The following editorial originally appeared in the Los Angeles Times:
Like many critics of President Donald Trump, we expected that he would someday abuse the power of the office to such a degree that it would trigger a confrontation with Congress or the courts. And now he’s doing it, in pursuit of a wall along the southern border that Mexico isn’t financing.
On Friday, Trump declared a national emergency over a nonexistent “national security crisis” at the border, then invoked that emergency to shift billions of dollars from previously approved military construction projects to his wall. The move contravenes weeks of negotiations by lawmakers and an explicit decision, backed by large majorities in both chambers, to reject Trump’s request for $5.7 billion in wall funding and instead provide less than $1.4 billion for steel fencing — the same amount as last year.
Congress gave the president broad authority in the 1976 National Emergencies Act to declare a state of emergency, and lawmakers have passed dozens of other laws laying out the specific powers the president can use when an emergency has been declared. But Trump is stretching that authority to the breaking point by using it not to address something unexpected or an actual national security crisis, but to reverse the will of Congress and erase a political defeat.
That’s unconscionable. Trump’s imperious use of emergency powers will soon be challenged in both Congress and the courts, and rightly so.
Trump won election in part by playing to the fears of some Americans about immigrants. But the notion of a violent horde threatening to invade from the south is xenophobic fiction, as unrealistic as the idea that a wall can magically stop the flow of drugs into the United States. Though there are manifest problems with U.S. immigration laws and policies, they do not translate into a threat to the security of our nation.
Bipartisan compromise
Over weeks of negotiations stretching back into 2018, the Trump administration and its Republican allies in Congress grappled with congressional Democrats over how to address the growth in asylum arrivals and other border concerns. The spending bill that resulted raises spending on border security to $22.54 billion — more than the budgets for disaster relief, the federal courts or the Environmental Protection Agency, to cite just a few examples.
The measure is a compromise that reflects bipartisan support for improved border security, as well as the two parties’ different priorities. In addition to providing money for fencing, it increases the number of detention beds for deportable immigrants, expands immigration courts, adds hundreds of Border Patrol agents, supplies more money for drones and other border-surveillance technology, ramps up drug interdiction efforts at ports of entry, overhauls how Immigration and Customs Enforcement manages the cases under its purview, and addresses a number of complaints from Democrats about the treatment of detainees.
Under the Constitution, it’s up to Congress to decide how federal dollars are spent.

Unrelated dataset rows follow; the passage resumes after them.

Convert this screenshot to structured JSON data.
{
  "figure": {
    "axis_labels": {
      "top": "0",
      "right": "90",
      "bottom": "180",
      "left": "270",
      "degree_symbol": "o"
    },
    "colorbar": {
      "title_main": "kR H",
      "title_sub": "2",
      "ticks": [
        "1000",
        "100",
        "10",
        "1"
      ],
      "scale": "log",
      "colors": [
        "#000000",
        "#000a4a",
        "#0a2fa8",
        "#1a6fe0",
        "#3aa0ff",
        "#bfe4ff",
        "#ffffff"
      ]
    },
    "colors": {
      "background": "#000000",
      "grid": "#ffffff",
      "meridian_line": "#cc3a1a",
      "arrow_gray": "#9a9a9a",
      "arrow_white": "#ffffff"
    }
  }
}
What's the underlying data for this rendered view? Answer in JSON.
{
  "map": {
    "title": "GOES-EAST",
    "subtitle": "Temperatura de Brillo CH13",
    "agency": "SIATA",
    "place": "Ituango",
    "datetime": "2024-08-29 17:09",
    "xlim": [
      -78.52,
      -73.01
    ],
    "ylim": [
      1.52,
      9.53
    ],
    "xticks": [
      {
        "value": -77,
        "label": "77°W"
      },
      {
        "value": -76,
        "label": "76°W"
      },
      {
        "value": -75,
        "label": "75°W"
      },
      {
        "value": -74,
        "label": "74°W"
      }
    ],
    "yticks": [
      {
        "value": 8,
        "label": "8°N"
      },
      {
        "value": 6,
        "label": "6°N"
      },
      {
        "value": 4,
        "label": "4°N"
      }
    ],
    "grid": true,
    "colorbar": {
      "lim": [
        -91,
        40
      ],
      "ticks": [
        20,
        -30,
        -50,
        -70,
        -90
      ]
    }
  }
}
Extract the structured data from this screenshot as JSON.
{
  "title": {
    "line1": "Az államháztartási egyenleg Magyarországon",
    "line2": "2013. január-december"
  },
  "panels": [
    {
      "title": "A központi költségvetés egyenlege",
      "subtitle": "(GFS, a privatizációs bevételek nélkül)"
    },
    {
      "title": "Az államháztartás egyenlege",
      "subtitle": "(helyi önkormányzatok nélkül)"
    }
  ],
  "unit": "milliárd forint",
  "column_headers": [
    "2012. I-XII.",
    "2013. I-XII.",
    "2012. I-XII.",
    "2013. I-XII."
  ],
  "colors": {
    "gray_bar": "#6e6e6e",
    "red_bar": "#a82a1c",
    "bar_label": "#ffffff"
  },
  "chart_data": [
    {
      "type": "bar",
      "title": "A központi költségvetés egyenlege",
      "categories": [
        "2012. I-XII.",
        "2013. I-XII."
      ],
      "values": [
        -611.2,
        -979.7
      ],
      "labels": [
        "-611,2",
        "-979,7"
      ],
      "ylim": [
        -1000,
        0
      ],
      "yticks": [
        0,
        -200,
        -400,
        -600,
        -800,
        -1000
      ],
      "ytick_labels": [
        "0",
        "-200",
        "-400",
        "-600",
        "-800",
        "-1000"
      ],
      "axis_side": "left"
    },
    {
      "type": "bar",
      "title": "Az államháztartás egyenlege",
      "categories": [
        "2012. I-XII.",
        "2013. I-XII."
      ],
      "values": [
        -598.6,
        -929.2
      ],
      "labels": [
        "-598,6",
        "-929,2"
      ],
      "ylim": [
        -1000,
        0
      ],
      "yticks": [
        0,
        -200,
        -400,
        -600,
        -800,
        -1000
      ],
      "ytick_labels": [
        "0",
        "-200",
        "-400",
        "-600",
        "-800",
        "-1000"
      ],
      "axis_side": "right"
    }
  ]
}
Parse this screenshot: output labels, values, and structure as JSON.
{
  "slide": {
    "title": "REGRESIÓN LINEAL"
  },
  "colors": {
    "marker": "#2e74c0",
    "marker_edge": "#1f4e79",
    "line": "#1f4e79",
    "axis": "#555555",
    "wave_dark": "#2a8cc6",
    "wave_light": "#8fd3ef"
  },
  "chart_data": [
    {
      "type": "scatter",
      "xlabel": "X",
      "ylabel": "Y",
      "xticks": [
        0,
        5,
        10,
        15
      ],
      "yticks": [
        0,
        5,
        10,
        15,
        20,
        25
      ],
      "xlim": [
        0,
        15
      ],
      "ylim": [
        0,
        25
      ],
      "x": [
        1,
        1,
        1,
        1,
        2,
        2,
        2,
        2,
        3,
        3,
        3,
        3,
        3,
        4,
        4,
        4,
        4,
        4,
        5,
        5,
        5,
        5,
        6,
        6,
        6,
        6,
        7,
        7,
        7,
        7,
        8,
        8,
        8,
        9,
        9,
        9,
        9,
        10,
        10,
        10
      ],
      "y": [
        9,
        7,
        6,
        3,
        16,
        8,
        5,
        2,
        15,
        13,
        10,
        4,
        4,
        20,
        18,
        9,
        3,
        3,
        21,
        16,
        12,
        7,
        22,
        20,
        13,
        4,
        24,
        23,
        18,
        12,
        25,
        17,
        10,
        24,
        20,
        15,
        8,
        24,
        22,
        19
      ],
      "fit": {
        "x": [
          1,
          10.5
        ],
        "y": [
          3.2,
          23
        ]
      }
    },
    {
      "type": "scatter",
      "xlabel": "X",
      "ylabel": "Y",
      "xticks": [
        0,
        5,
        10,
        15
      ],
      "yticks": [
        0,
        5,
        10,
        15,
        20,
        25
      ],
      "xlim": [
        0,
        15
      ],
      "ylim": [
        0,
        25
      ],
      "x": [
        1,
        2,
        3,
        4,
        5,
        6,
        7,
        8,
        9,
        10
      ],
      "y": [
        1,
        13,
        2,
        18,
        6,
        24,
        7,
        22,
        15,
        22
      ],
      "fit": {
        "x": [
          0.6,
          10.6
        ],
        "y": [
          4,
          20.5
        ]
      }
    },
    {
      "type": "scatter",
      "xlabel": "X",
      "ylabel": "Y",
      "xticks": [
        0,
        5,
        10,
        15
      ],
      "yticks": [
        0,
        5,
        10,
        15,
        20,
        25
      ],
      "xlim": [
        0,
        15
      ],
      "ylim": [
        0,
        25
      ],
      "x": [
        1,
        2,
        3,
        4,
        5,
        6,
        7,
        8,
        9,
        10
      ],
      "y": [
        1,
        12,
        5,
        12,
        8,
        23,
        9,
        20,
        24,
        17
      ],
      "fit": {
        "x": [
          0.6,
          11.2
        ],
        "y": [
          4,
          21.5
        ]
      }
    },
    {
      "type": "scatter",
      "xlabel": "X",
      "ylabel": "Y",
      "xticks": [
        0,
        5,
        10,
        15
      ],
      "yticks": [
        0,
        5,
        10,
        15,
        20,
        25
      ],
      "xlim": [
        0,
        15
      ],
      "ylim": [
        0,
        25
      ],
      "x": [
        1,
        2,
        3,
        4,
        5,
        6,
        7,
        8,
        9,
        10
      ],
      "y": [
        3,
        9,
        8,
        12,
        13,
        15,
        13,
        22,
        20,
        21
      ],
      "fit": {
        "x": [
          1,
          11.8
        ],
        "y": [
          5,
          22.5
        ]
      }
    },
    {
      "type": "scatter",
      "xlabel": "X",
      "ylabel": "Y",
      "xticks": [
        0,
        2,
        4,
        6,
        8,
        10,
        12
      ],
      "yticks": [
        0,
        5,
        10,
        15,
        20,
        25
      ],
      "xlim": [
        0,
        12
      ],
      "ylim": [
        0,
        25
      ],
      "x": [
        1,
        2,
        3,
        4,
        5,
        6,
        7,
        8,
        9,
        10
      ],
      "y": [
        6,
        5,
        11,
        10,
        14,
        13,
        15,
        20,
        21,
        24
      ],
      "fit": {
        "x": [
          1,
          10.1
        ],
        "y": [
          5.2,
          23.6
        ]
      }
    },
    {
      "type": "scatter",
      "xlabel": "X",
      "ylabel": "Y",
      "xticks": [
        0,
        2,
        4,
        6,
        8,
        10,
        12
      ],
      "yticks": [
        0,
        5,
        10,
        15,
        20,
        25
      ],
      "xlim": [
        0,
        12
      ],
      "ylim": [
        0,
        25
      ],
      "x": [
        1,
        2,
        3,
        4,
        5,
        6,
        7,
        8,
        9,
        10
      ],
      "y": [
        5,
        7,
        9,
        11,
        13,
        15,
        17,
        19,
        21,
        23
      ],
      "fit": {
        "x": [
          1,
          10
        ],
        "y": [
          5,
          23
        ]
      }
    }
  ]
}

It’s telling that Trump couldn’t persuade lawmakers to give him more money for his wall, even by shutting much of the federal government down for a record 35 days. He simply doesn’t have the votes for the project, which isn’t surprising, given that polls show most Americans don’t support it.
Instead of taking his lumps and trying to make a better case for funding the wall next year, however, Trump is trying to circumvent Congress through a spurious emergency declaration.
Trump’s declaration will soon be challenged on two fronts. One or more federal judges will be asked to halt the shift of funds, and the Democrats who control the House will advance a resolution ending the state of emergency — a resolution that, once it passes the House, must come up for a vote in the GOP-controlled Senate.
Trump cares little about the long-term implications of the steps he takes. It’s all about his need to win now, consequences be damned. But lawmakers cannot abide this abuse of executive power, or else they’ll be conceding their control of the federal purse to the president — and praying the courts hand it back.